Goldman Sachs profits leap 50% as bond market takes off
US investment bank Goldman Sachs has reported a 50% jump in third-quarter profit after a sudden jolt in bond market activity helped boost revenues.
The bank reported net income rose to $2.14bn (£1.33bn) in the three months to the end of September.
That compared with $1.43bn for the same period a year earlier.
Revenue from bond-trading leapt 74% to $2.17bn, as Goldman benefited from the surprise exit of bond market supremo, Bill Gross, from US giant Pimco.
The departure of Mr Gross from Pimco, the world's largest bond fund, prompted investors to withdraw $23.5bn from the company.
Strong US economic data in September and stimulus measures introduced by the European Central Bank (ECB), also helped jolt what had been a lacklustre bond market into life last month.
Total net revenue at the bank rose 25% to $8.39bn.
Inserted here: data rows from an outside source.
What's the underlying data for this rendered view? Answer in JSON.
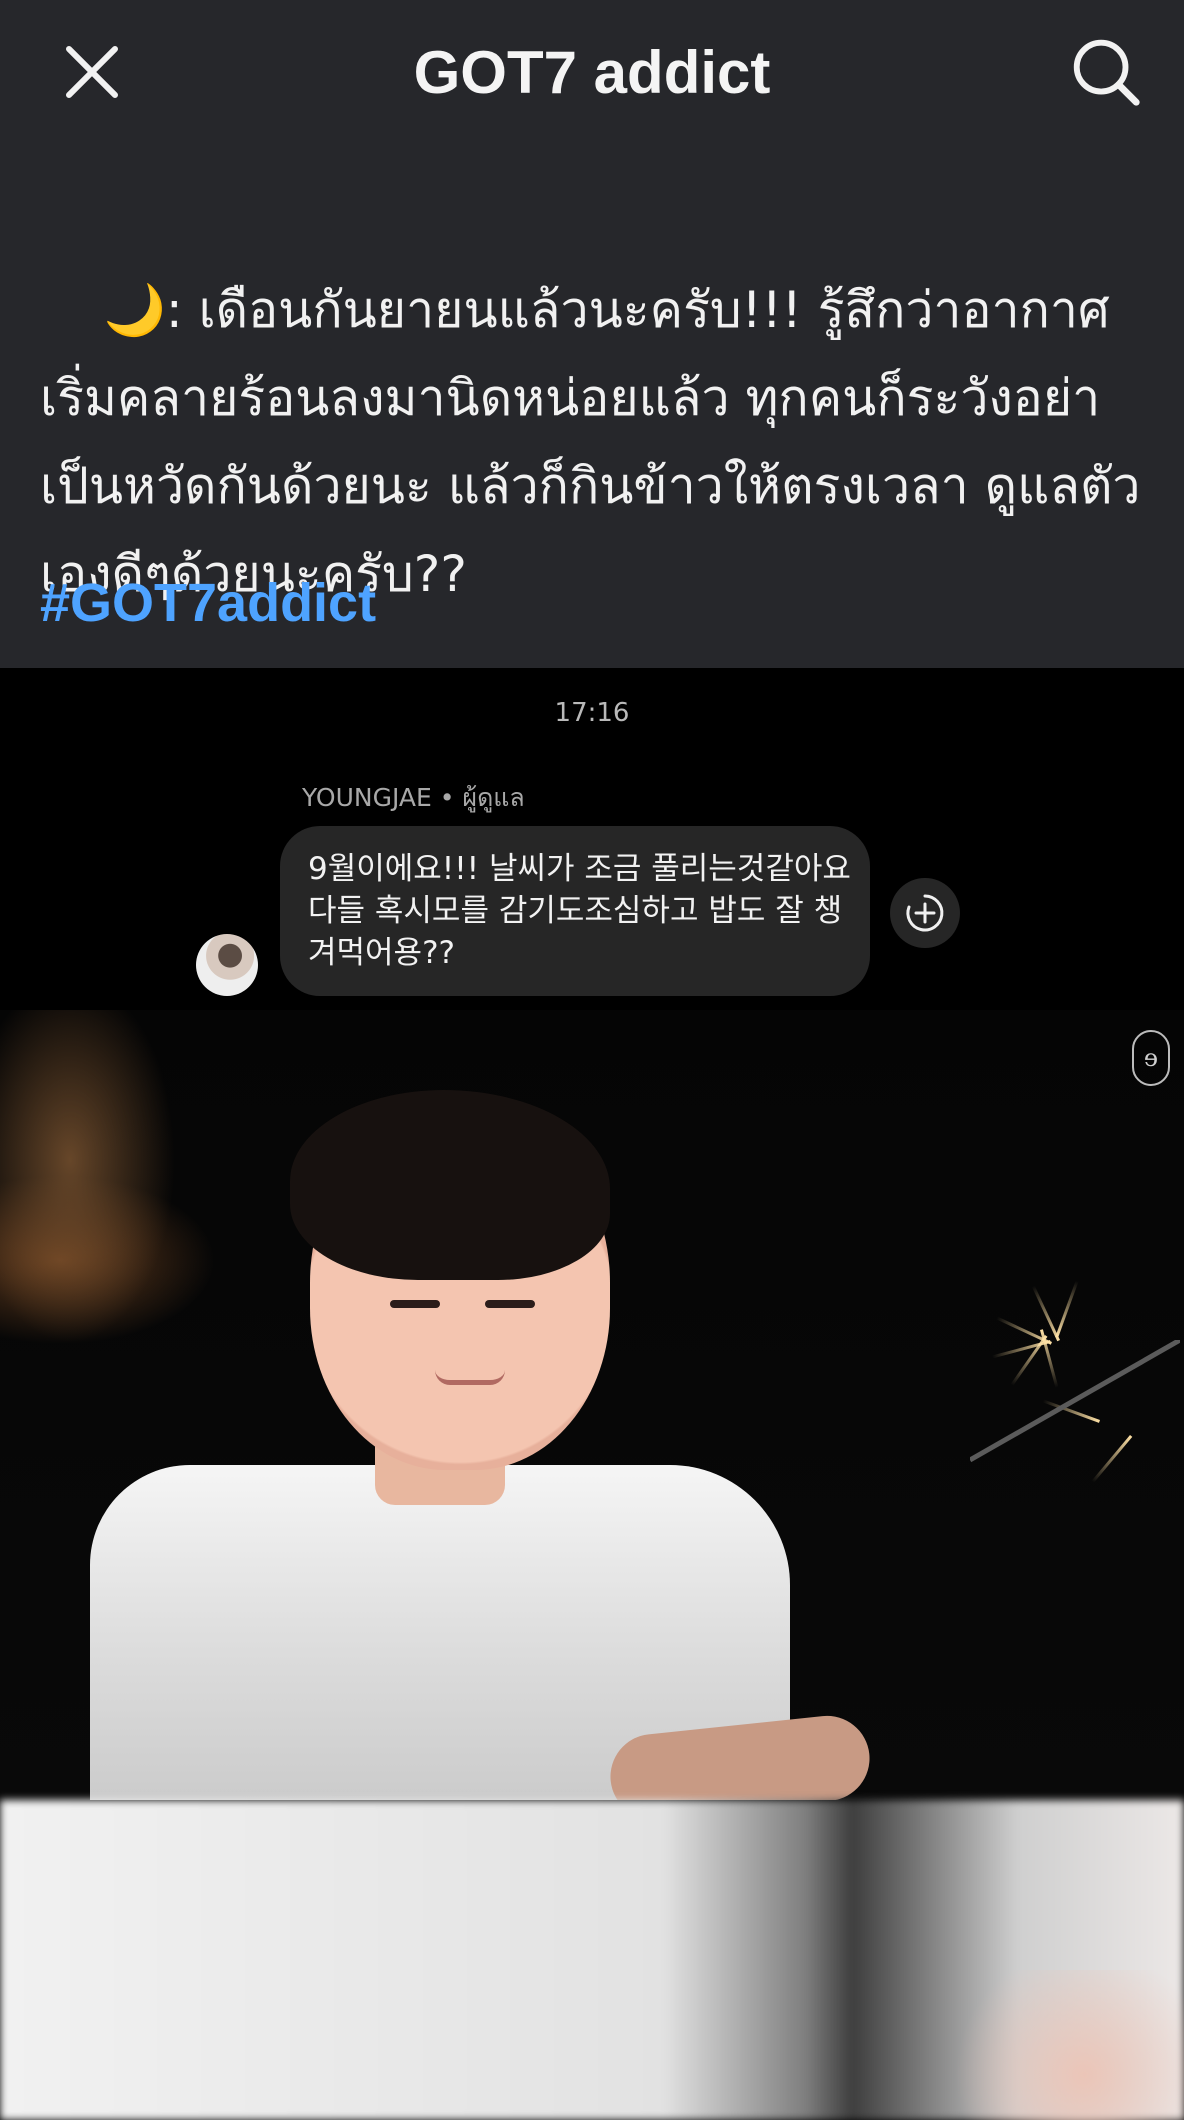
{
  "header": {
    "title": "GOT7 addict",
    "close_icon": "close-icon",
    "search_icon": "search-icon"
  },
  "post": {
    "emoji": "🌙",
    "text": ": เดือนกันยายนแล้วนะครับ!!! รู้สึกว่าอากาศเริ่มคลายร้อนลงมานิดหน่อยแล้ว ทุกคนก็ระวังอย่าเป็นหวัดกันด้วยนะ แล้วก็กินข้าวให้ตรงเวลา ดูแลตัวเองดีๆด้วยนะครับ??",
    "hashtag": "#GOT7addict"
  },
  "chat": {
    "timestamp": "17:16",
    "sender": "YOUNGJAE • ผู้ดูแล",
    "message": "9월이에요!!!  날씨가 조금 풀리는것같아요 다들 혹시모를 감기도조심하고 밥도 잘 챙겨먹어용??",
    "react_icon": "add-reaction-icon"
  },
  "brand": {
    "mark_icon": "brand-logo-icon"
  },
  "colors": {
    "background": "#26272b",
    "hashtag": "#4ea3ff"
  }
}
"The combination of improving economic conditions in the US and a strong global franchise continued to drive client activity across our diverse set of businesses," Goldman's chairman and chief executive Lloyd Blankfein said in a statement.
But perhaps in recognition of the recent stock market sell off, Mr Blankfein also acknowledged that "conditions and sentiment can shift quickly."
Goldman Sachs has also been a big beneficiary of rising stock markets this year, helped by its advisory work on large deals including the $25bn initial public offering of Chinese tech firm Alibaba on the US stock market.
Revenue from investment management, a business Goldman has been trying to build up, rose 20% to $1.46bn.